His sister’s husband had rescued him, not her. Maybe his loyalty would ultimately be to the Chilkoots. He hadn’t known Molly very long at all, and in that time, she’d let him down and left him unprotected. She held her breath, trying to meet Elias’ gaze, to see if she could influence him, remind him of the spray can, silently plead with him not to abandon her here to die.

As if he knew nothing other than how to obey, Elias did as Jimmy Marsh said. As Marsh held the door open for him, he climbed down onto the glacier’s surface. Despair sent ice into the pit of Molly’s stomach.

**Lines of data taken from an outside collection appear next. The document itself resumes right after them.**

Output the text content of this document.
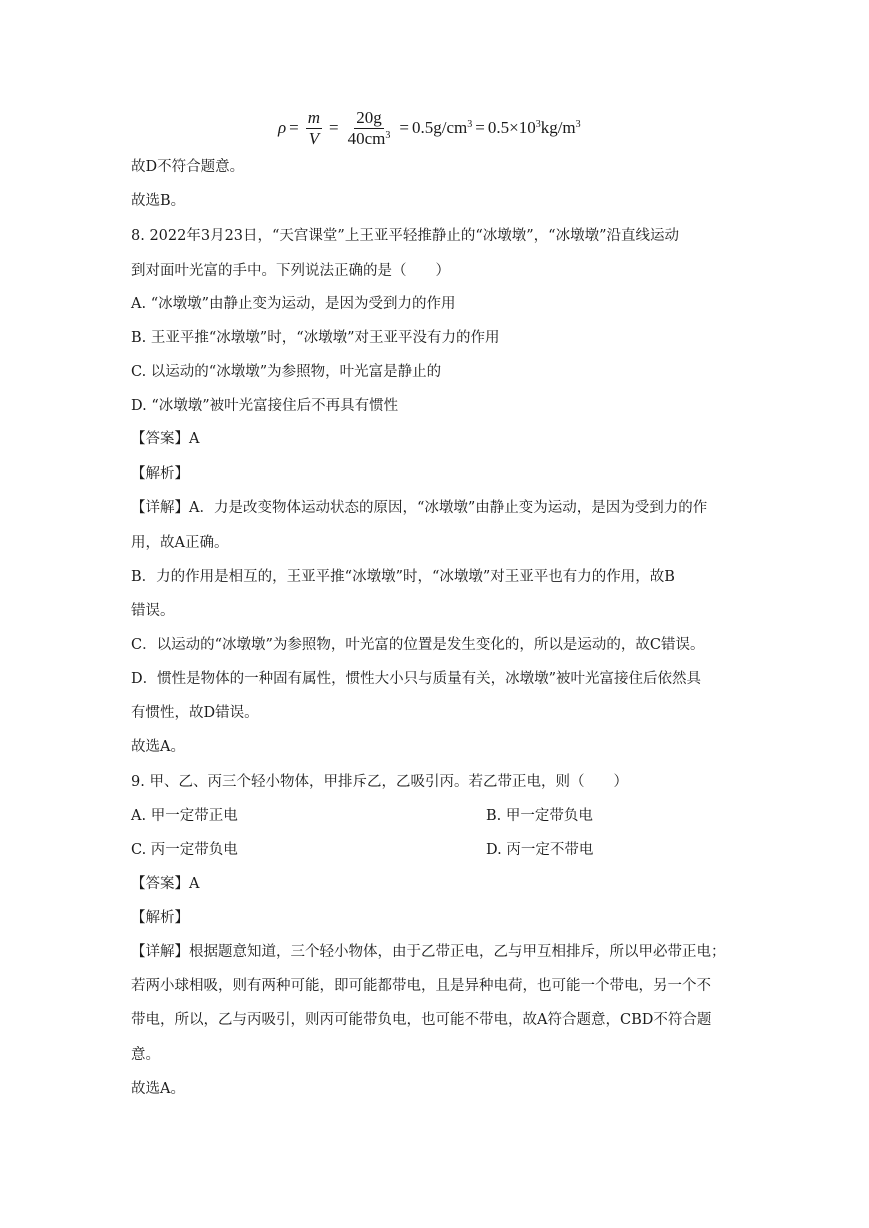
$\rho = \frac{m}{V} = \frac{20g}{40cm^3} = 0.5g/cm^3 = 0.5\times 10^3kg/m^3$
故D不符合题意。
故选B。
8. 2022年3月23日，“天宫课堂”上王亚平轻推静止的“冰墩墩”，“冰墩墩”沿直线运动
到对面叶光富的手中。下列说法正确的是（　　）
A. “冰墩墩”由静止变为运动，是因为受到力的作用
B. 王亚平推“冰墩墩”时，“冰墩墩”对王亚平没有力的作用
C. 以运动的“冰墩墩”为参照物，叶光富是静止的
D. “冰墩墩”被叶光富接住后不再具有惯性
【答案】A
【解析】
【详解】A．力是改变物体运动状态的原因，“冰墩墩”由静止变为运动，是因为受到力的作
用，故A正确。
B．力的作用是相互的，王亚平推“冰墩墩”时，“冰墩墩”对王亚平也有力的作用，故B
错误。
C．以运动的“冰墩墩”为参照物，叶光富的位置是发生变化的，所以是运动的，故C错误。
D．惯性是物体的一种固有属性，惯性大小只与质量有关，冰墩墩”被叶光富接住后依然具
有惯性，故D错误。
故选A。
9. 甲、乙、丙三个轻小物体，甲排斥乙，乙吸引丙。若乙带正电，则（　　）
A. 甲一定带正电	B. 甲一定带负电
C. 丙一定带负电	D. 丙一定不带电
【答案】A
【解析】
【详解】根据题意知道，三个轻小物体，由于乙带正电，乙与甲互相排斥，所以甲必带正电；
若两小球相吸，则有两种可能，即可能都带电，且是异种电荷，也可能一个带电，另一个不
带电，所以，乙与丙吸引，则丙可能带负电，也可能不带电，故A符合题意，CBD不符合题
意。
故选A。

Maybe that was what a lifetime of being raised by Chilkoots, paired with the regular administration of drugs, did to a young person. He could briefly run away, but he’d always be a Chilkoot.

A smug smile crossed Marsh’s face. “Good boy,” he said, as if Elias was a pet. “Maybe you aren’t as stupid as we thought.”

A quick blur of motion, then an agonizing cry of pain as Marsh stumbled backwards. Elias advanced toward him, brandishing the can of disinfectant, spraying him over and over, in the eyes, in the open mouth, everywhere he could reach. Marsh fell onto his rear on the ice, trying in vain to block the stream of chemicals assaulting his system.

“Elias,” Molly shouted. “Enough. You don’t want to kill him.”

“I’m not stupid!” he choked out. “I’m not stupid.”

“I know you’re not. But we can’t kill people just because they hurt us. Do you understand?”

His hand dropped to his side. Marsh moaned on the ice, writhing back and forth, clutching at his eyes.

Elias kneeled down next to him and wrapped one strong hand around his neck. A moment later Marsh’s moaning stopped and he lay limp on the ice. Elias grabbed his ankles and dragged him toward the plane.

“I didn’t kill him,” he muttered to Molly. “I put him to sleep. I do it to rabbits before I kill them. But I’m not going to kill him.”

Molly nodded, so shaken she could barely speak. Together, they maneuvered Marsh’s unconscious body into the plane, as gently as possible so as not to wake him. Once he was settled in the backseat of the plane, they tucked a space blanket around him, hoping that would be enough to keep him warm and alive until he woke up.

Molly found her bag and dug out her water bottle. “Help me flush out his eyes.”